Amartya Sen: “L’austerity è stata un errore, contro le disuguaglianze serve una finanza sostenibile”

Secondo l'economista, “l’Europa è stato uno degli esperimenti più interessanti d’integrazione e uno dei più grandi successi dopo la seconda Guerra Mondiale. Tuttavia, non c’era bisogno di austerity, quanto piuttosto di un robusto coordinamento”

“Serve un nuovo modello finanziario sostenibile, dove l’ambiente e i diritti siano al centro. Per quanto riguarda il futuro, anche dell’Europa, crescita e politiche pubbliche devono andare di pari passo per creare occupazione e, in questo modo, diminuire le disuguaglianze”. Lo ha detto Amartya Sen.
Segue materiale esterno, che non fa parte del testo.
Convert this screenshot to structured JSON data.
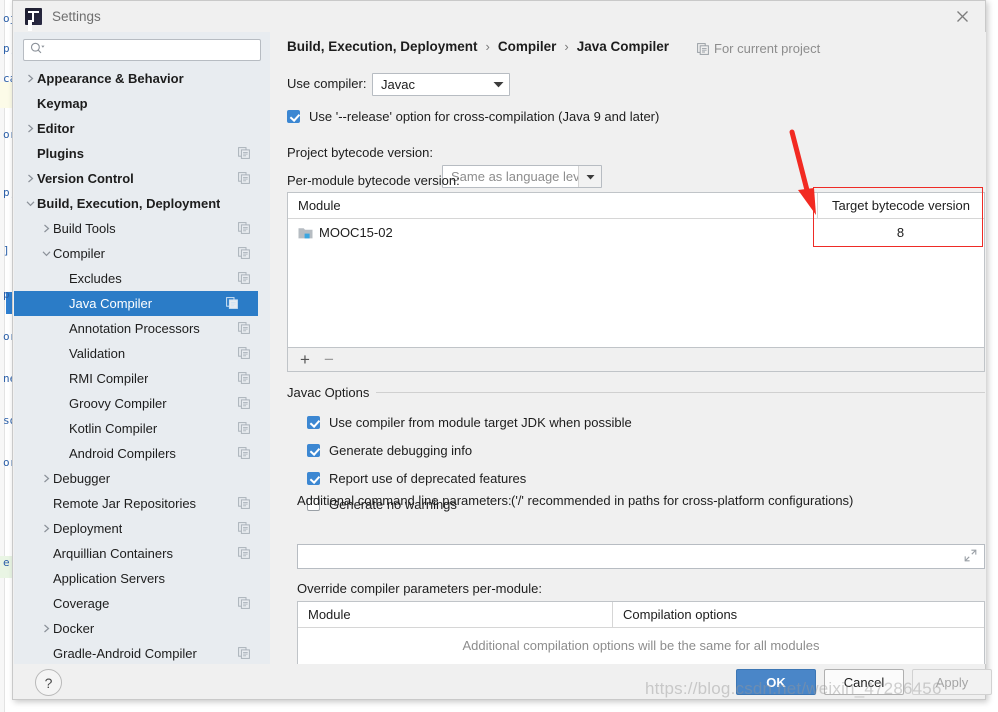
{
  "window": {
    "title": "Settings",
    "logo_icon": "intellij-idea-logo-icon",
    "close_icon": "close-icon"
  },
  "search": {
    "value": "",
    "placeholder": "",
    "icon": "search-icon",
    "dropdown_icon": "chevron-down-icon"
  },
  "sidebar": {
    "scrollbar": "vertical-scrollbar",
    "items": [
      {
        "label": "Appearance & Behavior",
        "indent": 0,
        "twisty": "chevron-right-icon",
        "bold": true,
        "copy": false,
        "selected": false
      },
      {
        "label": "Keymap",
        "indent": 0,
        "twisty": "none",
        "bold": true,
        "copy": false,
        "selected": false
      },
      {
        "label": "Editor",
        "indent": 0,
        "twisty": "chevron-right-icon",
        "bold": true,
        "copy": false,
        "selected": false
      },
      {
        "label": "Plugins",
        "indent": 0,
        "twisty": "none",
        "bold": true,
        "copy": true,
        "selected": false
      },
      {
        "label": "Version Control",
        "indent": 0,
        "twisty": "chevron-right-icon",
        "bold": true,
        "copy": true,
        "selected": false
      },
      {
        "label": "Build, Execution, Deployment",
        "indent": 0,
        "twisty": "chevron-down-icon",
        "bold": true,
        "copy": false,
        "selected": false
      },
      {
        "label": "Build Tools",
        "indent": 1,
        "twisty": "chevron-right-icon",
        "bold": false,
        "copy": true,
        "selected": false
      },
      {
        "label": "Compiler",
        "indent": 1,
        "twisty": "chevron-down-icon",
        "bold": false,
        "copy": true,
        "selected": false
      },
      {
        "label": "Excludes",
        "indent": 2,
        "twisty": "none",
        "bold": false,
        "copy": true,
        "selected": false
      },
      {
        "label": "Java Compiler",
        "indent": 2,
        "twisty": "none",
        "bold": false,
        "copy": true,
        "selected": true
      },
      {
        "label": "Annotation Processors",
        "indent": 2,
        "twisty": "none",
        "bold": false,
        "copy": true,
        "selected": false
      },
      {
        "label": "Validation",
        "indent": 2,
        "twisty": "none",
        "bold": false,
        "copy": true,
        "selected": false
      },
      {
        "label": "RMI Compiler",
        "indent": 2,
        "twisty": "none",
        "bold": false,
        "copy": true,
        "selected": false
      },
      {
        "label": "Groovy Compiler",
        "indent": 2,
        "twisty": "none",
        "bold": false,
        "copy": true,
        "selected": false
      },
      {
        "label": "Kotlin Compiler",
        "indent": 2,
        "twisty": "none",
        "bold": false,
        "copy": true,
        "selected": false
      },
      {
        "label": "Android Compilers",
        "indent": 2,
        "twisty": "none",
        "bold": false,
        "copy": true,
        "selected": false
      },
      {
        "label": "Debugger",
        "indent": 1,
        "twisty": "chevron-right-icon",
        "bold": false,
        "copy": false,
        "selected": false
      },
      {
        "label": "Remote Jar Repositories",
        "indent": 1,
        "twisty": "none",
        "bold": false,
        "copy": true,
        "selected": false
      },
      {
        "label": "Deployment",
        "indent": 1,
        "twisty": "chevron-right-icon",
        "bold": false,
        "copy": true,
        "selected": false
      },
      {
        "label": "Arquillian Containers",
        "indent": 1,
        "twisty": "none",
        "bold": false,
        "copy": true,
        "selected": false
      },
      {
        "label": "Application Servers",
        "indent": 1,
        "twisty": "none",
        "bold": false,
        "copy": false,
        "selected": false
      },
      {
        "label": "Coverage",
        "indent": 1,
        "twisty": "none",
        "bold": false,
        "copy": true,
        "selected": false
      },
      {
        "label": "Docker",
        "indent": 1,
        "twisty": "chevron-right-icon",
        "bold": false,
        "copy": false,
        "selected": false
      },
      {
        "label": "Gradle-Android Compiler",
        "indent": 1,
        "twisty": "none",
        "bold": false,
        "copy": true,
        "selected": false
      }
    ]
  },
  "breadcrumb": {
    "part1": "Build, Execution, Deployment",
    "part2": "Compiler",
    "part3": "Java Compiler",
    "separator": "›",
    "scope_label": "For current project",
    "scope_icon": "copy-scope-icon"
  },
  "compiler": {
    "use_compiler_label": "Use compiler:",
    "use_compiler_value": "Javac",
    "release_option_label": "Use '--release' option for cross-compilation (Java 9 and later)",
    "release_option_checked": true,
    "project_bytecode_label": "Project bytecode version:",
    "project_bytecode_value": "Same as language level",
    "per_module_label": "Per-module bytecode version:"
  },
  "module_table": {
    "columns": [
      "Module",
      "Target bytecode version"
    ],
    "rows": [
      {
        "module": "MOOC15-02",
        "target": "8",
        "icon": "module-folder-icon"
      }
    ],
    "add_button": "+",
    "remove_button": "−"
  },
  "javac_options": {
    "group_title": "Javac Options",
    "checkboxes": [
      {
        "label": "Use compiler from module target JDK when possible",
        "checked": true
      },
      {
        "label": "Generate debugging info",
        "checked": true
      },
      {
        "label": "Report use of deprecated features",
        "checked": true
      },
      {
        "label": "Generate no warnings",
        "checked": false
      }
    ],
    "additional_params_label": "Additional command line parameters:",
    "additional_params_hint": "('/' recommended in paths for cross-platform configurations)",
    "additional_params_value": "",
    "expand_icon": "expand-editor-icon"
  },
  "override_table": {
    "title": "Override compiler parameters per-module:",
    "columns": [
      "Module",
      "Compilation options"
    ],
    "empty_message": "Additional compilation options will be the same for all modules"
  },
  "footer": {
    "help_label": "?",
    "ok_label": "OK",
    "cancel_label": "Cancel",
    "apply_label": "Apply"
  },
  "annotation": {
    "highlight_box": "red-rectangle-highlight",
    "arrow": "red-arrow-annotation"
  },
  "watermark": {
    "text": "https://blog.csdn.net/weixin_47286456"
  },
  "background_editor": {
    "fragments": [
      "oj",
      "p;",
      "ca",
      "or",
      "p;",
      "]",
      "p;",
      "or",
      "ne",
      "so",
      "or",
      "e"
    ]
  },
  "colors": {
    "selection_blue": "#2b7cc7",
    "ok_button_blue": "#4a86c8",
    "checkbox_blue": "#3c87d2",
    "annotation_red": "#ee2b26",
    "sidebar_bg": "#e8ecf0",
    "panel_bg": "#f0f0f0"
  }
}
Economista e filosofo di origine indiana, professore ad Harvard, ha ricevuto il Premio Nobel per l’Economia nel 1998 per i suoi studi e per le sue teorie rivoluzionarie sui legami tra indicatori economici, uguaglianza, libertà e inclusione delle persone.

“L’Europa è stato uno degli esperimenti più interessanti d’integrazione e uno dei più grandi successi dopo la seconda Guerra Mondiale – ha aggiunto Sen – Tuttavia, se si parla della crisi del 2008, non c’era bisogno di austerity, quanto piuttosto di un robusto coordinamento”.